NSF grants UMW $1 million for STEM program

by | May 4, 2017 | Schools & Education

Photo: Nicole Crowder (left) works with a student. (Photo by Norm Shafer / University of Mary Washington)

From University of Mary Washington

The National Science Foundation (NSF) has awarded the University of Mary Washington a nearly million dollar grant to recruit, financially support and train 20 academically talented and diverse, low-income students who major in the sciences.

The five-year grant, totaling $996,216, will fund a new Jepson Scholars Program that provides four-year scholarships averaging $7,500 annually to two groups of 10 students beginning with the 2018-2019 academic year. The selected scholars will major in one of the disciplines located in the Jepson Science Center: biology, chemistry, physics, geology or environmental science.
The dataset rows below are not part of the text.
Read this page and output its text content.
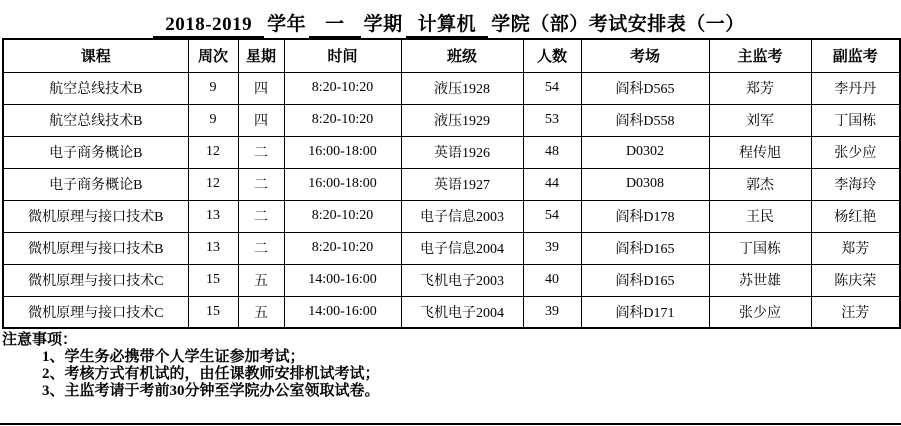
2018-2019 学年 一 学期 计算机 学院（部）考试安排表（一）
课程	周次	星期	时间	班级	人数	考场	主监考	副监考
航空总线技术B	9	四	8:20-10:20	液压1928	54	阎科D565	郑芳	李丹丹
航空总线技术B	9	四	8:20-10:20	液压1929	53	阎科D558	刘军	丁国栋
电子商务概论B	12	二	16:00-18:00	英语1926	48	D0302	程传旭	张少应
电子商务概论B	12	二	16:00-18:00	英语1927	44	D0308	郭杰	李海玲
微机原理与接口技术B	13	二	8:20-10:20	电子信息2003	54	阎科D178	王民	杨红艳
微机原理与接口技术B	13	二	8:20-10:20	电子信息2004	39	阎科D165	丁国栋	郑芳
微机原理与接口技术C	15	五	14:00-16:00	飞机电子2003	40	阎科D165	苏世雄	陈庆荣
微机原理与接口技术C	15	五	14:00-16:00	飞机电子2004	39	阎科D171	张少应	汪芳
注意事项：
1、学生务必携带个人学生证参加考试；
2、考核方式有机试的，由任课教师安排机试考试；
3、主监考请于考前30分钟至学院办公室领取试卷。
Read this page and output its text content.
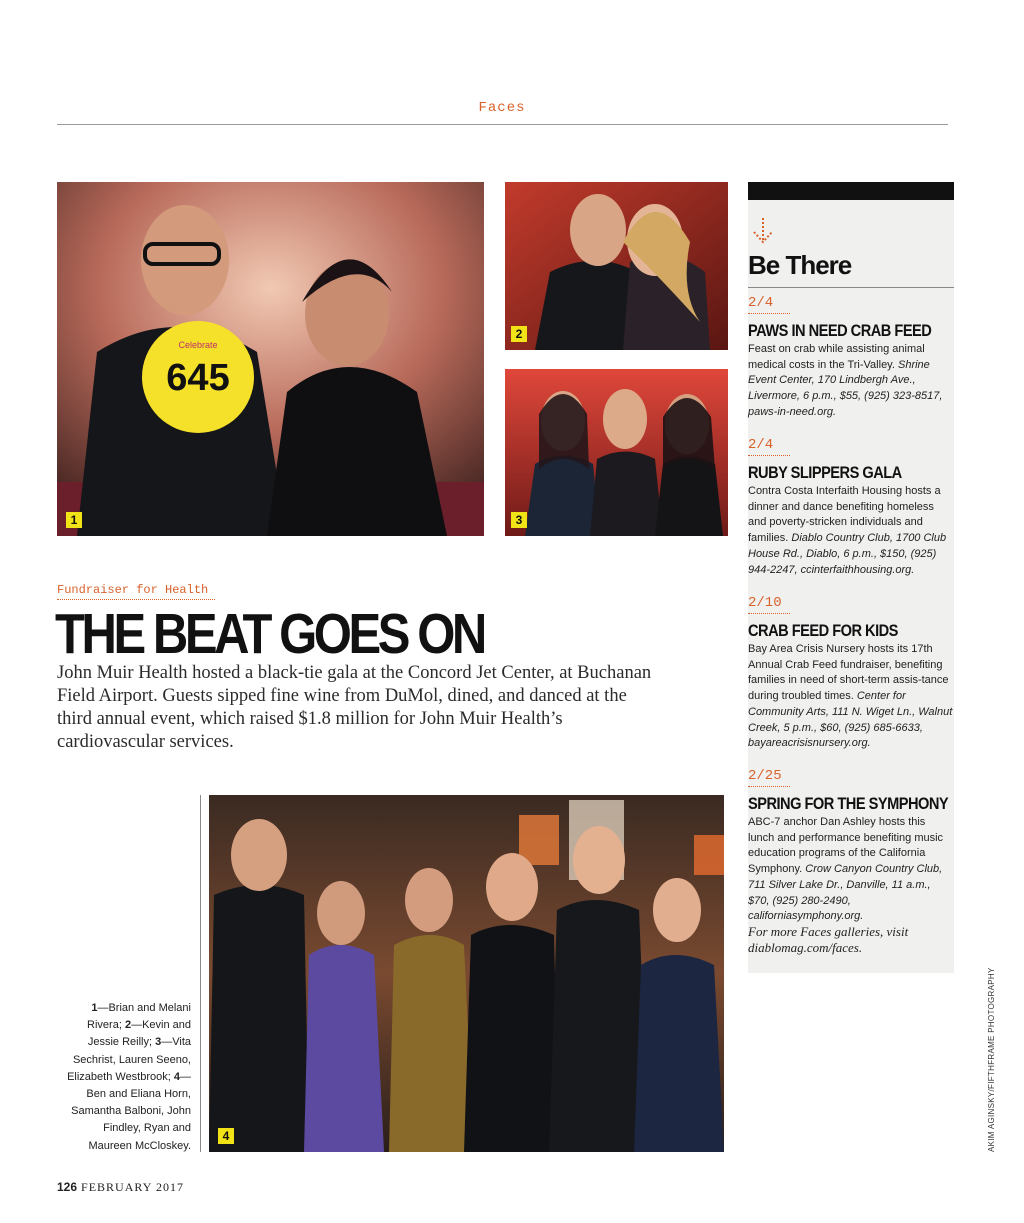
Faces
645
Celebrate
1
2
3
Fundraiser for Health
THE BEAT GOES ON
John Muir Health hosted a black-tie gala at the Concord Jet Center, at Buchanan Field Airport. Guests sipped fine wine from DuMol, dined, and danced at the third annual event, which raised $1.8 million for John Muir Health’s cardiovascular services.
4
1—Brian and Melani Rivera; 2—Kevin and Jessie Reilly; 3—Vita Sechrist, Lauren Seeno, Elizabeth Westbrook; 4—Ben and Eliana Horn, Samantha Balboni, John Findley, Ryan and Maureen McCloskey.
126 FEBRUARY 2017
AKIM AGINSKY/FIFTHFRAME PHOTOGRAPHY
Be There
2/4
PAWS IN NEED CRAB FEED
Feast on crab while assisting animal medical costs in the Tri-Valley. Shrine Event Center, 170 Lindbergh Ave., Livermore, 6 p.m., $55, (925) 323-8517, paws-in-need.org.
2/4
RUBY SLIPPERS GALA
Contra Costa Interfaith Housing hosts a dinner and dance benefiting homeless and poverty-stricken individuals and families. Diablo Country Club, 1700 Club House Rd., Diablo, 6 p.m., $150, (925) 944-2247, ccinterfaithhousing.org.
2/10
CRAB FEED FOR KIDS
Bay Area Crisis Nursery hosts its 17th Annual Crab Feed fundraiser, benefiting families in need of short-term assis-tance during troubled times. Center for Community Arts, 111 N. Wiget Ln., Walnut Creek, 5 p.m., $60, (925) 685-6633, bayareacrisisnursery.org.
2/25
SPRING FOR THE SYMPHONY
ABC-7 anchor Dan Ashley hosts this lunch and performance benefiting music education programs of the California Symphony. Crow Canyon Country Club, 711 Silver Lake Dr., Danville, 11 a.m., $70, (925) 280-2490, californiasymphony.org.
For more Faces galleries, visit diablomag.com/faces.
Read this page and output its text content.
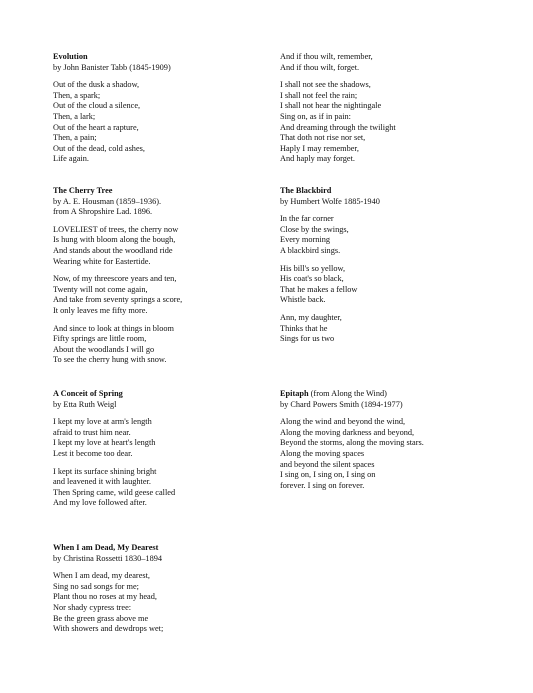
Evolution
by John Banister Tabb (1845-1909)
Out of the dusk a shadow,
Then, a spark;
Out of the cloud a silence,
Then, a lark;
Out of the heart a rapture,
Then, a pain;
Out of the dead, cold ashes,
Life again.
The Cherry Tree
by A. E. Housman (1859–1936).
from A Shropshire Lad. 1896.
LOVELIEST of trees, the cherry now
Is hung with bloom along the bough,
And stands about the woodland ride
Wearing white for Eastertide.
Now, of my threescore years and ten,
Twenty will not come again,
And take from seventy springs a score,
It only leaves me fifty more.
And since to look at things in bloom
Fifty springs are little room,
About the woodlands I will go
To see the cherry hung with snow.
A Conceit of Spring
by Etta Ruth Weigl
I kept my love at arm's length
afraid to trust him near.
I kept my love at heart's length
Lest it become too dear.
I kept its surface shining bright
and leavened it with laughter.
Then Spring came, wild geese called
And my love followed after.
When I am Dead, My Dearest
by Christina Rossetti 1830–1894
When I am dead, my dearest,
Sing no sad songs for me;
Plant thou no roses at my head,
Nor shady cypress tree:
Be the green grass above me
With showers and dewdrops wet;
And if thou wilt, remember,
And if thou wilt, forget.
I shall not see the shadows,
I shall not feel the rain;
I shall not hear the nightingale
Sing on, as if in pain:
And dreaming through the twilight
That doth not rise nor set,
Haply I may remember,
And haply may forget.
The Blackbird
by Humbert Wolfe 1885-1940
In the far corner
Close by the swings,
Every morning
A blackbird sings.
His bill's so yellow,
His coat's so black,
That he makes a fellow
Whistle back.
Ann, my daughter,
Thinks that he
Sings for us two
Epitaph (from Along the Wind)
by Chard Powers Smith (1894-1977)
Along the wind and beyond the wind,
Along the moving darkness and beyond,
Beyond the storms, along the moving stars.
Along the moving spaces
and beyond the silent spaces
I sing on, I sing on, I sing on
forever. I sing on forever.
The program will be co-directed by Dianne Baker, associate professor of biology, and Nicole Crowder, associate professor of chemistry.

“We are thrilled to have this opportunity to combine significant financial assistance with high-impact undergraduate STEM training and experience,” said Crowder. “We anticipate that the project will not only greatly impact the selected Jepson Scholars but will benefit a large number of STEM students. The project also may be used as a model for STEM education at similar undergraduate-centered universities.”

The scholars will participate in a five-week, faculty-mentored summer research experience prior to their freshman year. They also will be immersed in integrated STEM-related first-year seminars and peer-assisted study sessions. In addition, the students will participate in rigorous, faculty-directed research through an expanded UMW Summer Science Institute and will receive intensive preparation for STEM-based career and graduate school opportunities.

The Jepson Science Center was named in 1998 to honor the generosity of Robert S. Jr. and Alice Andrews Jepson ’64. The new Jepson Scholars Program, created from the NSF grant, is a multidisciplinary initiative that will be supported by the offices of Academic Services, Admissions, Financial Aid, Institutional Effectiveness, and the Center for Professional and Career Development. Other key faculty participants include Charles Whipkey, associate professor of earth and environmental science; Mary Kayler, director of the center for teaching excellence and innovation; April Wynn, assistant professor of biology; and Hai Nguyen, associate professor and chair of physics.